Molecular biological methods
As the method of choice, chlamydia is nowadays detected by DNA amplification methods (PCR). Detection can be performed simultaneously for C. trachomatis and N. gonorrhoeae with excellent sensitivity and specificity (see above). The importance of reliable diagnostics and epidemiological surveillance will be illustrated with the following example: C. trachomatis have 4-8 copies of a 7500 nucleotide long plasmid. This plasmid is therefore a very attractive target for a PCR detection method, as increased diagnostic sensitivity is achieved by multiple copies. Between November 2005 and August 2006, there was an unexpected drop in the incidence of C. trachomatis in a particular region of Sweden [34]. The 25% reduction in diagnosed cases was initially interpreted as the success of preventive measures.
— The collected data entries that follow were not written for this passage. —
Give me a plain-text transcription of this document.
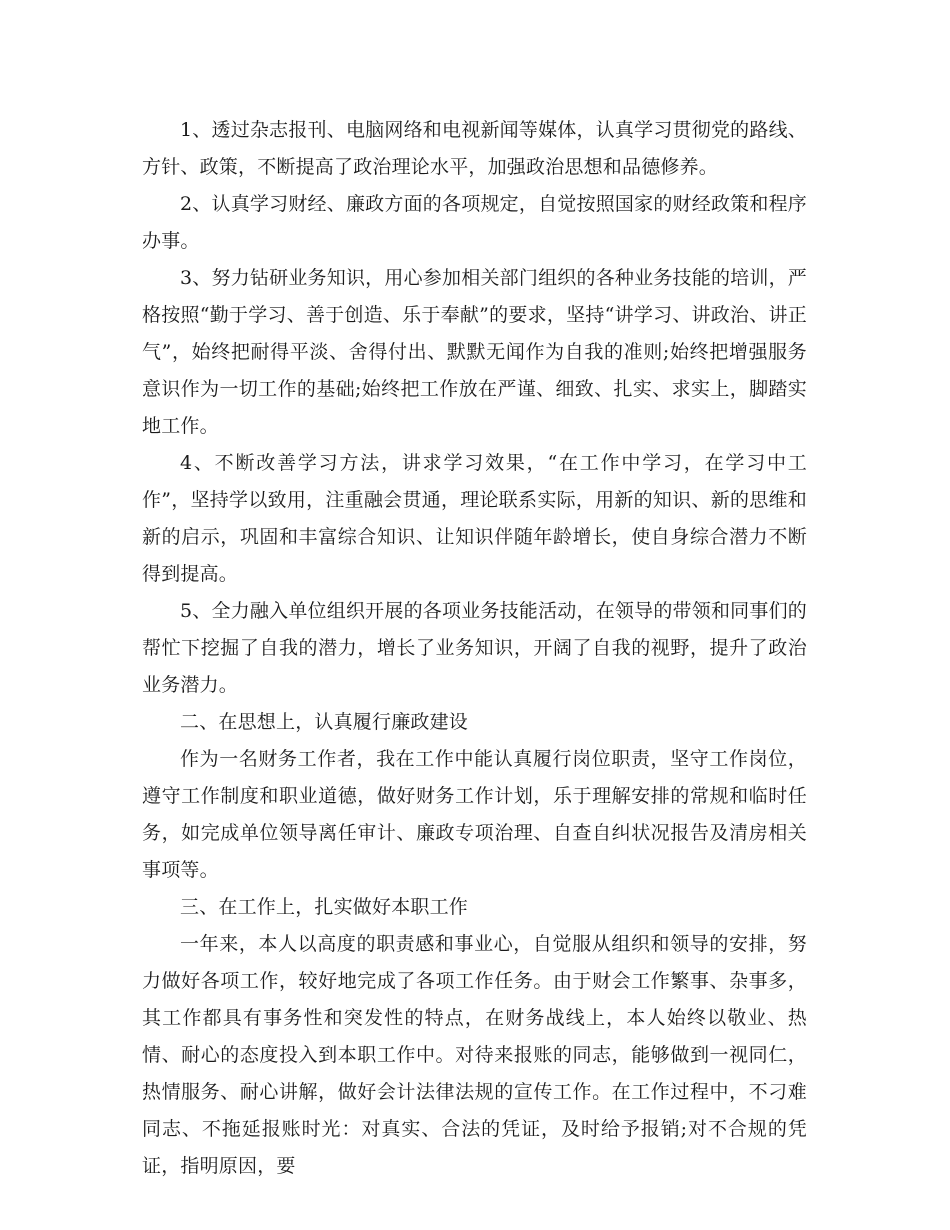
1、透过杂志报刊、电脑网络和电视新闻等媒体，认真学习贯彻党的路线、方针、政策，不断提高了政治理论水平，加强政治思想和品德修养。

2、认真学习财经、廉政方面的各项规定，自觉按照国家的财经政策和程序办事。

3、努力钻研业务知识，用心参加相关部门组织的各种业务技能的培训，严格按照“勤于学习、善于创造、乐于奉献”的要求，坚持“讲学习、讲政治、讲正气”，始终把耐得平淡、舍得付出、默默无闻作为自我的准则;始终把增强服务意识作为一切工作的基础;始终把工作放在严谨、细致、扎实、求实上，脚踏实地工作。

4、不断改善学习方法，讲求学习效果，“在工作中学习，在学习中工作”，坚持学以致用，注重融会贯通，理论联系实际，用新的知识、新的思维和新的启示，巩固和丰富综合知识、让知识伴随年龄增长，使自身综合潜力不断得到提高。

5、全力融入单位组织开展的各项业务技能活动，在领导的带领和同事们的帮忙下挖掘了自我的潜力，增长了业务知识，开阔了自我的视野，提升了政治业务潜力。

二、在思想上，认真履行廉政建设

作为一名财务工作者，我在工作中能认真履行岗位职责，坚守工作岗位，遵守工作制度和职业道德，做好财务工作计划，乐于理解安排的常规和临时任务，如完成单位领导离任审计、廉政专项治理、自查自纠状况报告及清房相关事项等。

三、在工作上，扎实做好本职工作

一年来，本人以高度的职责感和事业心，自觉服从组织和领导的安排，努力做好各项工作，较好地完成了各项工作任务。由于财会工作繁事、杂事多，其工作都具有事务性和突发性的特点，在财务战线上，本人始终以敬业、热情、耐心的态度投入到本职工作中。对待来报账的同志，能够做到一视同仁，热情服务、耐心讲解，做好会计法律法规的宣传工作。在工作过程中，不刁难同志、不拖延报账时光：对真实、合法的凭证，及时给予报销;对不合规的凭证，指明原因，要
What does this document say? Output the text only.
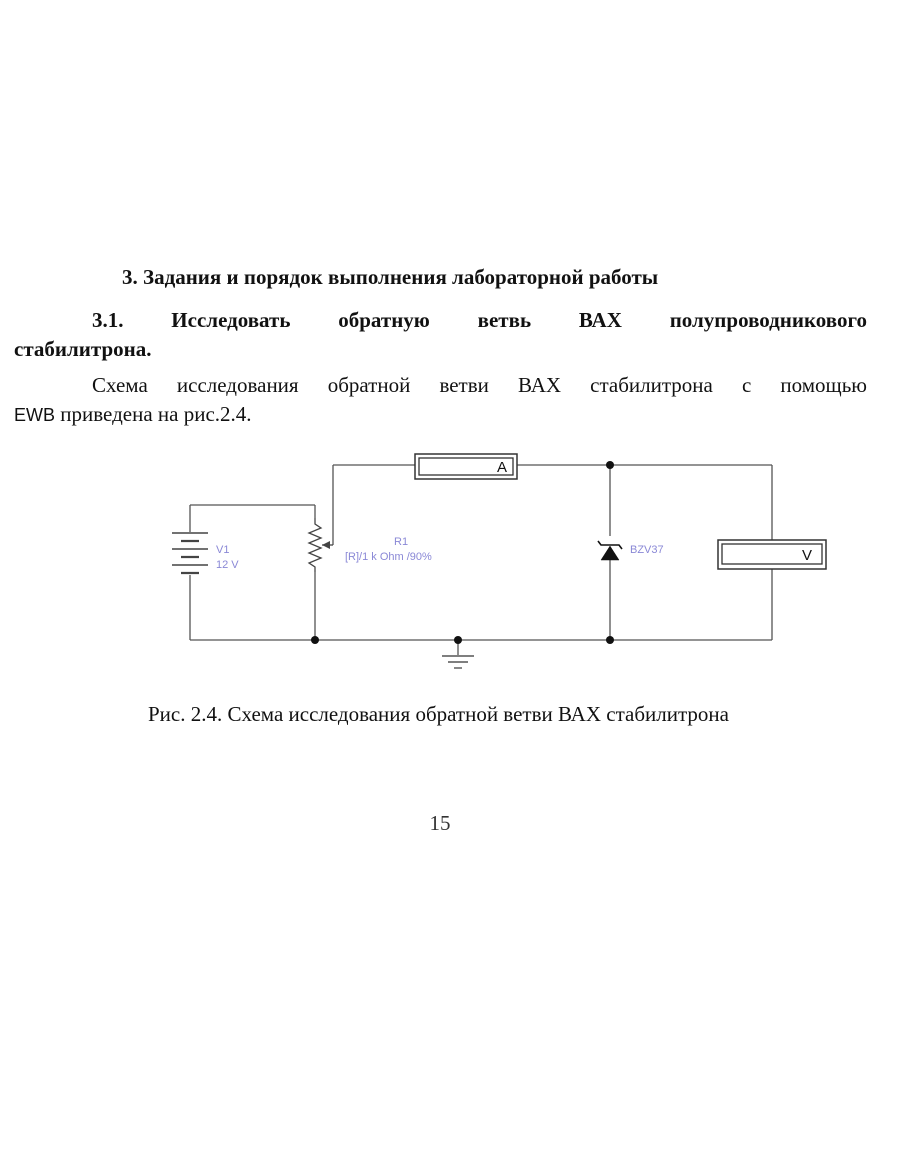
3. Задания и порядок выполнения лабораторной работы
3.1. Исследовать обратную ветвь ВАХ полупроводникового
стабилитрона.
Схема исследования обратной ветви ВАХ стабилитрона с помощью
EWB приведена на рис.2.4.
V1
12 V
R1
[R]/1 k Ohm /90%
A
BZV37	V
Рис. 2.4. Схема исследования обратной ветви ВАХ стабилитрона
15
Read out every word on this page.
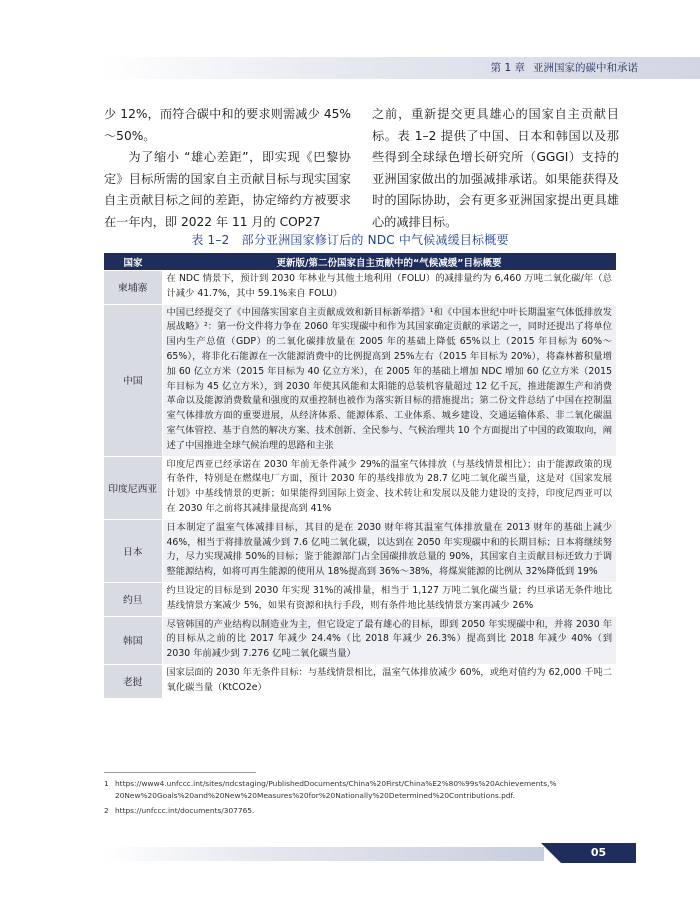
第 1 章 亚洲国家的碳中和承诺

少 12%，而符合碳中和的要求则需减少 45%～50%。

为了缩小 “雄心差距”，即实现《巴黎协定》目标所需的国家自主贡献目标与现实国家自主贡献目标之间的差距，协定缔约方被要求在一年内，即 2022 年 11 月的 COP27

之前，重新提交更具雄心的国家自主贡献目标。表 1–2 提供了中国、日本和韩国以及那些得到全球绿色增长研究所（GGGI）支持的亚洲国家做出的加强减排承诺。如果能获得及时的国际协助，会有更多亚洲国家提出更具雄心的减排目标。

表 1–2　部分亚洲国家修订后的 NDC 中气候减缓目标概要
国家	更新版/第二份国家自主贡献中的“气候减缓”目标概要
柬埔寨	在 NDC 情景下，预计到 2030 年林业与其他土地利用（FOLU）的减排量约为 6,460 万吨二氧化碳/年（总计减少 41.7%，其中 59.1%来自 FOLU）
中国	中国已经提交了《中国落实国家自主贡献成效和新目标新举措》¹和《中国本世纪中叶长期温室气体低排放发展战略》²：第一份文件将力争在 2060 年实现碳中和作为其国家确定贡献的承诺之一，同时还提出了将单位国内生产总值（GDP）的二氧化碳排放量在 2005 年的基础上降低 65%以上（2015 年目标为 60%～65%），将非化石能源在一次能源消费中的比例提高到 25%左右（2015 年目标为 20%），将森林蓄积量增加 60 亿立方米（2015 年目标为 40 亿立方米），在 2005 年的基础上增加 NDC 增加 60 亿立方米（2015 年目标为 45 亿立方米），到 2030 年使其风能和太阳能的总装机容量超过 12 亿千瓦，推进能源生产和消费革命以及能源消费数量和强度的双重控制也被作为落实新目标的措施提出；第二份文件总结了中国在控制温室气体排放方面的重要进展，从经济体系、能源体系、工业体系、城乡建设、交通运输体系、非二氧化碳温室气体管控、基于自然的解决方案、技术创新、全民参与、气候治理共 10 个方面提出了中国的政策取向，阐述了中国推进全球气候治理的思路和主张
印度尼西亚	印度尼西亚已经承诺在 2030 年前无条件减少 29%的温室气体排放（与基线情景相比）；由于能源政策的现有条件，特别是在燃煤电厂方面，预计 2030 年的基线排放为 28.7 亿吨二氧化碳当量，这是对《国家发展计划》中基线情景的更新；如果能得到国际上资金、技术转让和发展以及能力建设的支持，印度尼西亚可以在 2030 年之前将其减排量提高到 41%
日本	日本制定了温室气体减排目标，其目的是在 2030 财年将其温室气体排放量在 2013 财年的基础上减少 46%，相当于将排放量减少到 7.6 亿吨二氧化碳，以达到在 2050 年实现碳中和的长期目标；日本将继续努力，尽力实现减排 50%的目标；鉴于能源部门占全国碳排放总量的 90%，其国家自主贡献目标还致力于调整能源结构，如将可再生能源的使用从 18%提高到 36%～38%，将煤炭能源的比例从 32%降低到 19%
约旦	约旦设定的目标是到 2030 年实现 31%的减排量，相当于 1,127 万吨二氧化碳当量；约旦承诺无条件地比基线情景方案减少 5%，如果有资源和执行手段，则有条件地比基线情景方案再减少 26%
韩国	尽管韩国的产业结构以制造业为主，但它设定了最有雄心的目标，即到 2050 年实现碳中和，并将 2030 年的目标从之前的比 2017 年减少 24.4%（比 2018 年减少 26.3%）提高到比 2018 年减少 40%（到 2030 年前减少到 7.276 亿吨二氧化碳当量）
老挝	国家层面的 2030 年无条件目标：与基线情景相比，温室气体排放减少 60%，或绝对值约为 62,000 千吨二氧化碳当量（KtCO2e）
1 https://www4.unfccc.int/sites/ndcstaging/PublishedDocuments/China%20First/China%E2%80%99s%20Achievements,%
20New%20Goals%20and%20New%20Measures%20for%20Nationally%20Determined%20Contributions.pdf.
2 https://unfccc.int/documents/307765.
05
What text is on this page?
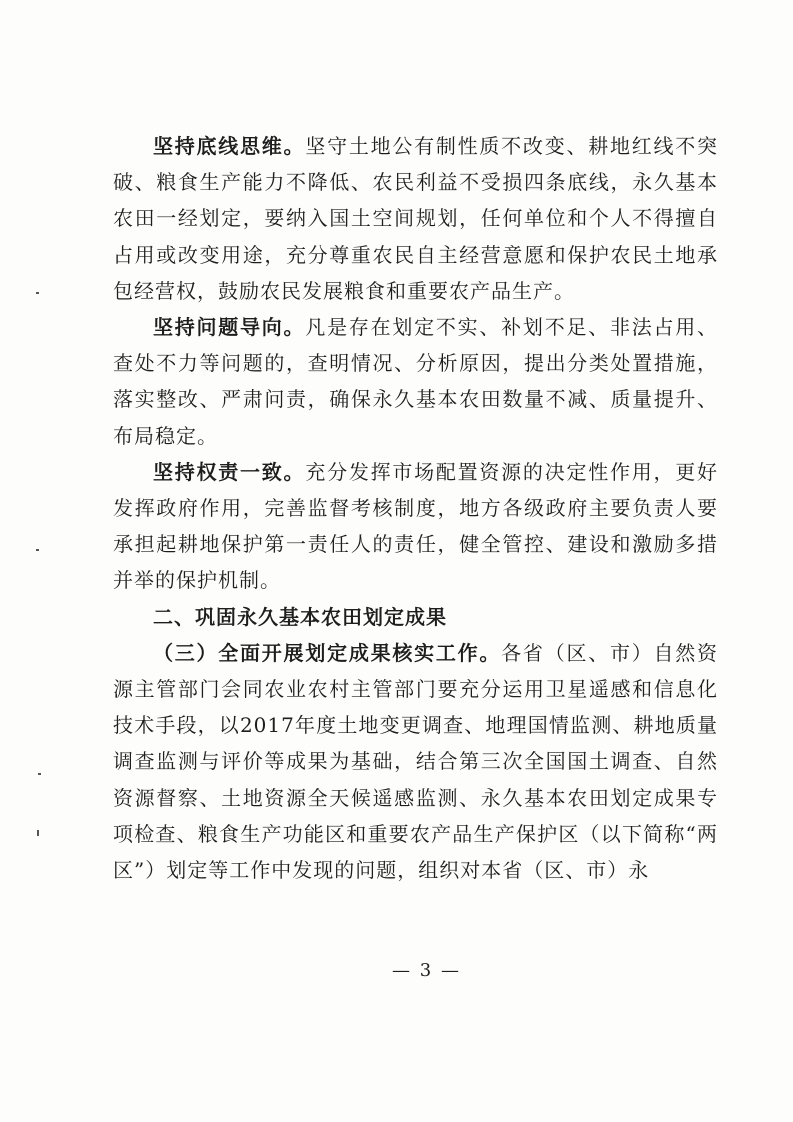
坚持底线思维。坚守土地公有制性质不改变、耕地红线不突破、粮食生产能力不降低、农民利益不受损四条底线，永久基本农田一经划定，要纳入国土空间规划，任何单位和个人不得擅自占用或改变用途，充分尊重农民自主经营意愿和保护农民土地承包经营权，鼓励农民发展粮食和重要农产品生产。

坚持问题导向。凡是存在划定不实、补划不足、非法占用、查处不力等问题的，查明情况、分析原因，提出分类处置措施，落实整改、严肃问责，确保永久基本农田数量不减、质量提升、布局稳定。

坚持权责一致。充分发挥市场配置资源的决定性作用，更好发挥政府作用，完善监督考核制度，地方各级政府主要负责人要承担起耕地保护第一责任人的责任，健全管控、建设和激励多措并举的保护机制。

二、巩固永久基本农田划定成果

（三）全面开展划定成果核实工作。各省（区、市）自然资源主管部门会同农业农村主管部门要充分运用卫星遥感和信息化技术手段，以2017年度土地变更调查、地理国情监测、耕地质量调查监测与评价等成果为基础，结合第三次全国国土调查、自然资源督察、土地资源全天候遥感监测、永久基本农田划定成果专项检查、粮食生产功能区和重要农产品生产保护区（以下简称“两区”）划定等工作中发现的问题，组织对本省（区、市）永

— 3 —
However, this was actually a result of a genetic alteration with a 377 base pair deletion in this said plasmid [34]. As a result, commonly used commercial PCR tests failed to detect chlamydiae in the sample material. This so-called “Swedish” or “Scandinavian” variant of C. trachomatis is prevalent in Sweden and can meanwhile also be found in other Scandinavian countries [35]. So far, only isolated cases have been reported in other countries. The manufacturers of PCR diagnostics have reacted quickly and adapted and improved the detection methods accordingly. Chlamydia associated with LGV can be determined by PCR for detection of the specific LGV serotypes [36,37]. In a more severe course of the disease, e.g. with enlarged lymph nodes, LGV should be sought – especially in MSM – and treated accordingly [38]. As with N. gonorhoeae, DNA from non-viable bacteria may remain detectable for a prolonged period of time in C. trachomatis infection – PCR should therefore not be repeated within three weeks [39].
Other detection methods
The serological antibody detection or a Chlamydia antigen ELISA with an immunofluorescence reaction are hardly used in routine anymore.
Resistance position
Since chlamydia can only be cultivated in complex cell cultures and this is only done in specialized laboratories, resistance testing is not usually performed. The therapy of choice is antibiotics with intracellular activity such as doxycycline and azithromycin. The development of resistance has not yet been shown in C. trachomatis [28]. For treatment guidelines of C. trachomatis infection, we refer to the “Recommendations of the Federal Commission for Sexual Health and the Swiss Society for Infectiology” [28].
Summary
Sexually transmitted diseases such as N. gonorrhoeae and C. trachomatis are currently experiencing a renaissance – partly explained by the availability and sensitivity of modern molecular diagnostics – but not exclusively. Especially in times of increasing antibiotic resistance in N. gonorrhoeae and particularly virulent chlamydiae (lymphogranuloma venereum), a rapid and reliable diagnosis should be made. In addition to molecular diagnostic detection, culture-based antibiotic resistance testing is also recommended for N. gonorrhoeae.
Take-Home Messages
- Sexually transmitted diseases such as N. gonorrhoeae and C. trachomatis are currently experiencing a renaissance. This increase cannot be explained exclusively by the availability and sensitivity of modern molecular diagnostics.
- Increasing antibiotic resistance in N. gonorrhoeae and detection of particularly virulent chlamydiae (lymphogranuloma venereum) require rapid and reliable diagnostics.
- In addition to molecular diagnostic detection, culture-based antibiotic resistance testing is also recommended for N. gonorrhoeae.